Sinds 1 januari 1995 zijn partijen vennoten van de vennootschap onder firma “Young Style Haarmode”. De vennootschap exploiteert een kapperszaak met een tweetal vestigingen, een in [vestigingsplaats 1] en een in [vestigingsplaats 2] .
3.1.3.
In 1998 heeft de man een motorongeval gehad.
3.1.4.
De vestiging van “Young Style Haarmode” in [vestigingsplaats 1] is per 1 september 2000 verkocht aan de broer van de man, de heer [de broer van de man] .
3.1.5.
Partijen zijn gescheiden.

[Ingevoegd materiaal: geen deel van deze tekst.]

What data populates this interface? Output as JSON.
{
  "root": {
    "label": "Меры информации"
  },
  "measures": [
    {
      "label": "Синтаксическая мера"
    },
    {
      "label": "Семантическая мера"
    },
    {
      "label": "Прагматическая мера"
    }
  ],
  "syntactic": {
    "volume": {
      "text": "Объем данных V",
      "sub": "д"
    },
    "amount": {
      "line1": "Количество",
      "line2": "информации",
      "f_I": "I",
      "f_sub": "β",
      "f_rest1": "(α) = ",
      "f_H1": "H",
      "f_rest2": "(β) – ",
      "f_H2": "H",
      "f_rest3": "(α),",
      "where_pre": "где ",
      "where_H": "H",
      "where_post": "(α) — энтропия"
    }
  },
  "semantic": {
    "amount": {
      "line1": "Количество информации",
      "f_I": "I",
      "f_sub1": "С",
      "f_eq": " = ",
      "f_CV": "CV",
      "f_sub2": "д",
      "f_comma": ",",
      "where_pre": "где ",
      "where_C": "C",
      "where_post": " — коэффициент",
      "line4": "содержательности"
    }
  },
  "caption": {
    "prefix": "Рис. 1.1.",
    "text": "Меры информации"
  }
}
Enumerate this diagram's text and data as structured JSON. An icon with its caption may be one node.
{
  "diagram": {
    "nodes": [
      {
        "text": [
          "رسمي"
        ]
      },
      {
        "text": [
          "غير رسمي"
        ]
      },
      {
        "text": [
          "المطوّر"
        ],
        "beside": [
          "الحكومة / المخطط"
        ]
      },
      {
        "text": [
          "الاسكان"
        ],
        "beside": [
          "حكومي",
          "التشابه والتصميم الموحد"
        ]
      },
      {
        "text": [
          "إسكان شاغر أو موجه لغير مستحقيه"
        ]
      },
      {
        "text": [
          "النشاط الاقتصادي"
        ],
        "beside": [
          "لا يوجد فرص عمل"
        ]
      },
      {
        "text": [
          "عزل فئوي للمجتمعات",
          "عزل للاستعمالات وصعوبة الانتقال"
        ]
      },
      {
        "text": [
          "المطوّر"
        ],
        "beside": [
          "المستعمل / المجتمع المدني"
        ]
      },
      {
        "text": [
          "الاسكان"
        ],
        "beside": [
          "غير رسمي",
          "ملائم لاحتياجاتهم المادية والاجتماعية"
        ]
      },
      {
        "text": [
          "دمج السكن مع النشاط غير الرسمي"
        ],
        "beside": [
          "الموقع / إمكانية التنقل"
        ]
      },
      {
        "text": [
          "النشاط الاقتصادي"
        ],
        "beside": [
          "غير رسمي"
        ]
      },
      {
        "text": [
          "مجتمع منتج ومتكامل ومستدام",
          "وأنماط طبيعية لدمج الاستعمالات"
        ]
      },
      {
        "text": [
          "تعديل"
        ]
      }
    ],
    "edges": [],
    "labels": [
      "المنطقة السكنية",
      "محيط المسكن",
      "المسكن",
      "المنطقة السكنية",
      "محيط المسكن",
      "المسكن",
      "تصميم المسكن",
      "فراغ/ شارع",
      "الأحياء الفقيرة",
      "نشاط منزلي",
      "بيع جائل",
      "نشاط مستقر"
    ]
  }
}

De echtscheidingsbeschikking is op 8 februari 2001 ingeschreven in de daartoe bestemde registers van de burgerlijke stand van de gemeente Eindhoven.
3.1.6.
Partijen hebben in november 2000 een echtscheidingsconvenant (hierna het convenant) met elkaar gesloten. In dit convenant is – voor zover in hoger beroep relevant – het hiernavolgende vastgelegd:

3.3.b. Vestiging [vestigingsplaats 2]
Partijen beëindigen met wederzijds goedvinden de vennootschap onder firma “Young Style Haarmode” gevestigd (…) te [vestigingsplaats 2] per datum van de notariële overdracht van de echtelijke woning (…) te [plaats] . (…). Een copie van de beëindigingsovereenkomst d.d. 21 augustus 2000 wordt tevens aan dit convenant gehecht.
(…)
Claim terzake letselschade man
3.9.
De man heeft in 1998 een ongeluk gehad tengevolge waarvan hij schade heeft geleden, zowel materiële als immateriële schade. De verzekeraar van de man ZLM te [kantoorplaats] is doende om schadevergoeding te verkrijgen. In verband hiermee loopt er een civiele procedure bij de arrondissementsrechtbank te
’s-Hertogenbosch.
Partijen komen overeen dat een door de rechter toe te kennen schadevergoedingsbedrag terzake materiële schade voor 40% toekomt aan de vrouw. De man verplicht zich derhalve om de vrouw op de hoogte te stellen van de uitspraak van de rechtbank en voorts om haar 40% van het aan hem uit te keren bedrag terzake materiële schadevergoeding te voldoen.”
3.1.7.
Op 15 januari 2003 heeft de rechtbank ’s-Hertogenbosch vonnis gewezen in de zaak tussen de man en de schadeverzekeringsmaatschappij NOG vanwege de door de man geleden schade als gevolg van het motorongeval. De rechtbank heeft, zakelijk weergegeven, bepaald dat de verzekerde van NOG onrechtmatig heeft gehandeld. NOG is veroordeeld tot vergoeding van alle door de man ten gevolge van het ongeval geleden en nog te lijden materiële schade, nader op te maken bij staat. De rechtbank heeft de man een voorschot op de schadevergoeding van € 19.615,10 toegekend.
3.1.8.
De man en NOG hebben op 2 september 2005 een vaststellingsovereenkomst gesloten, waarin de omvang van de door de man geleden schade is vastgesteld op een bedrag van € 119.115,10.
3.2.1.
De vrouw heeft bij dagvaarding van 11 maart 2015 de man in rechte betrokken. Zij vordert – zakelijk weergegeven – bij vonnis, uitvoerbaar bij voorraad:
een verklaring voor recht inhoudende dat de man toerekenbaar tekort is geschoten in de nakoming van zijn verplichtingen uit hoofde van het convenant;
veroordeling van de man tot betaling aan de vrouw van 40% van de voor de vergoeding van de materiële schade aan de man uitgekeerde schadevergoeding, vermeerderd met de wettelijke rente;
veroordeling van de man in de proceskosten.
3.2.2.
Aan deze vordering heeft de vrouw kort samengevat, art. 3.9 van het convenant ten grondslag gelegd. De man heeft verweer gevoerd. Dat verweer zal, voor zover in hoger beroep van belang, in het navolgende aan de orde komen. De door de man ingestelde eis in reconventie, heeft hij ter comparitie ten overstaan van de rechtbank ingetrokken.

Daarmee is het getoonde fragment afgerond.